I’m back in my hometown of Brookline, spending time with Mom, who just came home yesterday from Beth Israel Hospital dealing with the two-week fallout from congestive heart failure.
My brothers Mike and Jon have done a magnificent job of tending to Mom’s needs in the hospital, advocating on her behalf, connecting with her and starting to figure out next steps of care for her.
I got into town yesterday afternoon and felt a surge of emotion as I drove by Cypress Park and saw Brookline High School, my alma mater, looming in the distance.
It’s been 27 years since I graduated, and somehow, at that moments, those years felt like a lifetime ago, and I understand better than I had before the literature of middle-aged characters returning home and being reminded rudely of time’s inevitable passage.
It’s also been a long time since Sarah Lawrence-Lightftoot wrote The Good High School, a book that contains a chapter about Brookline High. Written during the tenure of principal Robert McCarthy, the work is a sympathetic look at McCarthy’s efforts to make the school more democratic after the authoritarian rein of Carmen Rinaldi and his administration more responsive to teacher and student input.
One concrete manifestation of that commitment was the Town Meeting, a body that brought together teachers, students and staff and gave them considerable power. Not unlike the U.S. Senate, Town Meeting had the ability to override a principal veto if two-thirds or more of the members supported it.
I had fun running for, and winning, one of the two spots for our house, but I was not a particularly engaged or effective rep. I did not communicate actively even with my home room about what was happening in Town Meeting and did even less to solicit constituents’ input about issues that we might want to take up in subsequent meetings.
Some might say this put me on part with many congressmen and senators, but that’s too easy a line.
Whatever the quality of my service was, though, it took me years to understand the magnitude of what McCarthy was trying to accomplish.

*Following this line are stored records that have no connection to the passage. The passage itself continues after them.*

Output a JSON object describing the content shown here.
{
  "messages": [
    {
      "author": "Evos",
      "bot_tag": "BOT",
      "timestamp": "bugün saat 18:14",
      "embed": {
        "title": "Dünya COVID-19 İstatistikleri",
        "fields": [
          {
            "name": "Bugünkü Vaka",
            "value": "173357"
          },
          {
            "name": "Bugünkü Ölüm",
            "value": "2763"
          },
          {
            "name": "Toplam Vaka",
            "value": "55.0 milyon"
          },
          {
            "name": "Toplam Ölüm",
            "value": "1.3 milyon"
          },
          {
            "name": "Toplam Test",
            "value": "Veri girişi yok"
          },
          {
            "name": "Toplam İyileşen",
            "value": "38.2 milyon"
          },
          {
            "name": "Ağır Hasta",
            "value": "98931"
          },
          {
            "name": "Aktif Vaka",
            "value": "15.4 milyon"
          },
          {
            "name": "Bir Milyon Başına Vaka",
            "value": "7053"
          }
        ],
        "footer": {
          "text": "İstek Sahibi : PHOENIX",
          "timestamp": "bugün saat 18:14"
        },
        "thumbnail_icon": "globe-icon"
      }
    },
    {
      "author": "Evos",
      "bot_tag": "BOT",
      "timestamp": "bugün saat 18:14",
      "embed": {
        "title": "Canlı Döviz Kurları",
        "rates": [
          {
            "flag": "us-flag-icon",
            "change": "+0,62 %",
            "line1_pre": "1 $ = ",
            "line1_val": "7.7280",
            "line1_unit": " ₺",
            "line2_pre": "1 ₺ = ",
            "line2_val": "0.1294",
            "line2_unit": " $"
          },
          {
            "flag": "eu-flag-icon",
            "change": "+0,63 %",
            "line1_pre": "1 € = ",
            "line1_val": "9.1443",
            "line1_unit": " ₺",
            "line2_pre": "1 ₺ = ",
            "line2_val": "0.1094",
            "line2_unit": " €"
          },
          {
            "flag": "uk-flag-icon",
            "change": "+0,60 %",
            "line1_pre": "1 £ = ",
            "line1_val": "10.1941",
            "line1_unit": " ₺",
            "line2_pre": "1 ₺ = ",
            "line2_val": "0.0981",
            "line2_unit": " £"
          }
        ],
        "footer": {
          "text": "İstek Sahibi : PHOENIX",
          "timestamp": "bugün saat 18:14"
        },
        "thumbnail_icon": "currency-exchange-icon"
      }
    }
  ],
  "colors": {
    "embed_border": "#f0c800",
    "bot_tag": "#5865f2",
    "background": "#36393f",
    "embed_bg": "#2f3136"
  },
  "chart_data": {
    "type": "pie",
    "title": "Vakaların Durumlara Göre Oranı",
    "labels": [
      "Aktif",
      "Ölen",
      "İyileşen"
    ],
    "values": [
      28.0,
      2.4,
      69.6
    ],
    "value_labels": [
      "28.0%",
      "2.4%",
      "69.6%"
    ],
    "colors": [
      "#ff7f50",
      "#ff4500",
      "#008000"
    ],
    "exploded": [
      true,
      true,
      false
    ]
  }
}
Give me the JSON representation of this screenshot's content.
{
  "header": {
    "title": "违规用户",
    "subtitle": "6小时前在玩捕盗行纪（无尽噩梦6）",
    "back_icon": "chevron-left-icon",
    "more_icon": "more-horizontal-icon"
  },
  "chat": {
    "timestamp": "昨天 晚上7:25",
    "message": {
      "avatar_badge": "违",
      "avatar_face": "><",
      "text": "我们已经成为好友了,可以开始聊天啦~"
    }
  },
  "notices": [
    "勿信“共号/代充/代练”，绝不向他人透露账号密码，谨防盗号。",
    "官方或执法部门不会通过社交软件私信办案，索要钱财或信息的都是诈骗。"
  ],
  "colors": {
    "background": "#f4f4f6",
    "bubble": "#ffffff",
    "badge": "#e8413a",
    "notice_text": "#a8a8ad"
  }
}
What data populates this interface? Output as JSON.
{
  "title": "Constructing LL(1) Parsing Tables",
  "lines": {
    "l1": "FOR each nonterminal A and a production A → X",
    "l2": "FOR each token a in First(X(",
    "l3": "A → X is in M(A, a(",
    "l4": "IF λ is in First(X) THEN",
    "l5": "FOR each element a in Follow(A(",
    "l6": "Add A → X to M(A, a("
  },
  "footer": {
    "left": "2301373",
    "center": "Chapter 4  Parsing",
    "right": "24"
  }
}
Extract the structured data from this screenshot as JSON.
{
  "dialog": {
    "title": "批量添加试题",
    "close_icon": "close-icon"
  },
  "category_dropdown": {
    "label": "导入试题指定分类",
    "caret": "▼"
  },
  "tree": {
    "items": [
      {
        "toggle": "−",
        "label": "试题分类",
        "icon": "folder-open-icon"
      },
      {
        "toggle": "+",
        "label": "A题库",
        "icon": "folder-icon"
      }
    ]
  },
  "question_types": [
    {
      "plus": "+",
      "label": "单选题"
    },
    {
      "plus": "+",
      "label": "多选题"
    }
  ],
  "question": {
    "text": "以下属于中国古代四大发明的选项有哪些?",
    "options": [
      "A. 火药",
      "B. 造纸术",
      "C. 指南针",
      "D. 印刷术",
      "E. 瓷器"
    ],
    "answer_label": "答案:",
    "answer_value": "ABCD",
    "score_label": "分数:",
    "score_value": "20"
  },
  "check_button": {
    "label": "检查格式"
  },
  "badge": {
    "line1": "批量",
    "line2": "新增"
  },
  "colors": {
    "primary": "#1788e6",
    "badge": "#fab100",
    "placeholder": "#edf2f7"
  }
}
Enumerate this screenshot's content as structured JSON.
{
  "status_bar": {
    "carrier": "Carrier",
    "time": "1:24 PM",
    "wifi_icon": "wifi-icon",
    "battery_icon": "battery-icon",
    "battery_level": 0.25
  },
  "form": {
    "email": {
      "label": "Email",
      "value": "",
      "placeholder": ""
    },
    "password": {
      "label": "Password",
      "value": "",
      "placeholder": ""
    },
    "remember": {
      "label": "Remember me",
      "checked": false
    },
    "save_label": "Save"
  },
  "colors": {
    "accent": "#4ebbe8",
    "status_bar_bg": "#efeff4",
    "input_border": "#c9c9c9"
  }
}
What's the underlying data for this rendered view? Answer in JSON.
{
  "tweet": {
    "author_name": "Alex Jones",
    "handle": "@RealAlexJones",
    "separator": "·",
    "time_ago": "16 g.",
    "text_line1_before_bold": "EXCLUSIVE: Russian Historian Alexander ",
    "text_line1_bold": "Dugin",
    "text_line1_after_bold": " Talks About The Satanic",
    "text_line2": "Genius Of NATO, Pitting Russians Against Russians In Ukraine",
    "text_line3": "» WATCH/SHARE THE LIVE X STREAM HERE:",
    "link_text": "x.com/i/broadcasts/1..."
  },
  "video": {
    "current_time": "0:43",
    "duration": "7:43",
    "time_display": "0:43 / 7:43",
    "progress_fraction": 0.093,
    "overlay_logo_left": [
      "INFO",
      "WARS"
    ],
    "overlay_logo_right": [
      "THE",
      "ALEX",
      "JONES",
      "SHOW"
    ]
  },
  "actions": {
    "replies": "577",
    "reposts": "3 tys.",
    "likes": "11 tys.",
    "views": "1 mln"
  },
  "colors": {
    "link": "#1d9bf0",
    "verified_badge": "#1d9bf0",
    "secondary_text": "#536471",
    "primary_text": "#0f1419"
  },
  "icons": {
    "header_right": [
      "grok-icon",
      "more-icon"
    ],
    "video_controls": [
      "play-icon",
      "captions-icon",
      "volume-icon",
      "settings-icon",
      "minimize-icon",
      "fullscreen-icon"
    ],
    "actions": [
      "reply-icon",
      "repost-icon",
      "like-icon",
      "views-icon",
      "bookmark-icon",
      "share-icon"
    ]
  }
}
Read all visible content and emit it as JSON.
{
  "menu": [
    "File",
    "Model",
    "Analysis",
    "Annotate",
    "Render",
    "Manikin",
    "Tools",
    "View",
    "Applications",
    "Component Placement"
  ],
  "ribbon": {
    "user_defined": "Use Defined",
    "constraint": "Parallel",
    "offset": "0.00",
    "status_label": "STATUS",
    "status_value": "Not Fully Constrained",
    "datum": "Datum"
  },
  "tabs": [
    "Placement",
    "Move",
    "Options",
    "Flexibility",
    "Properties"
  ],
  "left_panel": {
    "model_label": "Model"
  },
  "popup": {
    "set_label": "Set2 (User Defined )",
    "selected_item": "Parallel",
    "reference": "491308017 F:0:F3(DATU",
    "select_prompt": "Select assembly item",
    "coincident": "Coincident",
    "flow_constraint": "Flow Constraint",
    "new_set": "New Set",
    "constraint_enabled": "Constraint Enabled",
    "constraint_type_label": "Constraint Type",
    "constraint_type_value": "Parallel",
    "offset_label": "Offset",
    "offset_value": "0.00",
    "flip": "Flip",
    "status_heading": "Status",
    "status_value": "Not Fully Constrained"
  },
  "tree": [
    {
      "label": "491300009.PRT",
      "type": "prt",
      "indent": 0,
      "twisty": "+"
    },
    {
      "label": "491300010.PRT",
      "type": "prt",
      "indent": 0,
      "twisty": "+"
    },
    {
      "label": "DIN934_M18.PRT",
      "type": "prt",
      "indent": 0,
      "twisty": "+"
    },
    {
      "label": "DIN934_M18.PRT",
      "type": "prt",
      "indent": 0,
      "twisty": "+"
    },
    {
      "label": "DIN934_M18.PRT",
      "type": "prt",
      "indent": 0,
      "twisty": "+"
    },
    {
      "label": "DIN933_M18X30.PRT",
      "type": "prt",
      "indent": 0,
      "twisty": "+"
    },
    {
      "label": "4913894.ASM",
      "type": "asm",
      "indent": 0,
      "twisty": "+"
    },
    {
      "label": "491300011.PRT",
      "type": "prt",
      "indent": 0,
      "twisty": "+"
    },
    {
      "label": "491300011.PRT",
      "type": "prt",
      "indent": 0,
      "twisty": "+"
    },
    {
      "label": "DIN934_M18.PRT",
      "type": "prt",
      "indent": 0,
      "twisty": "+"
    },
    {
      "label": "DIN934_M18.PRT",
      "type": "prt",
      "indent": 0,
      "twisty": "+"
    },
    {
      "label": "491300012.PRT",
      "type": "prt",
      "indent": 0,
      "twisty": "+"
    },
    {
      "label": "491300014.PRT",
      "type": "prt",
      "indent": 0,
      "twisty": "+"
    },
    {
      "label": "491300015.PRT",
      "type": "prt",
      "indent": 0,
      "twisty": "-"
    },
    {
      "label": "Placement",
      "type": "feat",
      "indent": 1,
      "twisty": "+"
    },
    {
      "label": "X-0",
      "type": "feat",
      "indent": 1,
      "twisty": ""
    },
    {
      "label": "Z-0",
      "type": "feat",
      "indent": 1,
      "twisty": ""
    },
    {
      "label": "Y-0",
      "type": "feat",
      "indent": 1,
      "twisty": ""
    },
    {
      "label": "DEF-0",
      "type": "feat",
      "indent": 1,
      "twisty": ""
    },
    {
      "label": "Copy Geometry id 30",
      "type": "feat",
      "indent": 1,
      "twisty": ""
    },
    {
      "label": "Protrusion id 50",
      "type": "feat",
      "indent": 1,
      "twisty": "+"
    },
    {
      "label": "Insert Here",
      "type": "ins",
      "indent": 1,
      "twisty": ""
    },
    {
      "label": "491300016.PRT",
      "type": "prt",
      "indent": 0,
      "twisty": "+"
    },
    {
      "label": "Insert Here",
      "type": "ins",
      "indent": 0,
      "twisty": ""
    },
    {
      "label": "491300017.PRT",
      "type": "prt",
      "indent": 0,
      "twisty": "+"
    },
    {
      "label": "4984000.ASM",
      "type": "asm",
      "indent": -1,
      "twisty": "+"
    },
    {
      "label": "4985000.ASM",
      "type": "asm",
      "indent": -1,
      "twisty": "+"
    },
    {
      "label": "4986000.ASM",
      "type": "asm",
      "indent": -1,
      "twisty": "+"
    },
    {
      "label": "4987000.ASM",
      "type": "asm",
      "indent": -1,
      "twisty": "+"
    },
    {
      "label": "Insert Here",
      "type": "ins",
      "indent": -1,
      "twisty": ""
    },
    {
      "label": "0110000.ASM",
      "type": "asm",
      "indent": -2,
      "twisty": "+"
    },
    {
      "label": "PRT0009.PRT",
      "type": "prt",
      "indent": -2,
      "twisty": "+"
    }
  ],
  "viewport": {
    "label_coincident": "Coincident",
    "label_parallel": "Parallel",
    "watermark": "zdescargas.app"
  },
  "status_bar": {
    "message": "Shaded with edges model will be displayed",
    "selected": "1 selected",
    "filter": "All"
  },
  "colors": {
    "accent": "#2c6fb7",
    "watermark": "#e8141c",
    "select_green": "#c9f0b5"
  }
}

As we know, democracy is a messy form of government, and apathy can be an even more corrosive enemy than implacable opposition. If I remember correctly, the Town Meeting eventually died on the vine, although I always have to give props to dear friend Scooter Lee for getting proposal passed that allowed students to listen to Walkmen, the iPods of the day, in school.
Lawrence-Lightfoot’s book captures the flavor of that school and those times. I may not check it out again during this stay, but imagine that I will at some point in the future.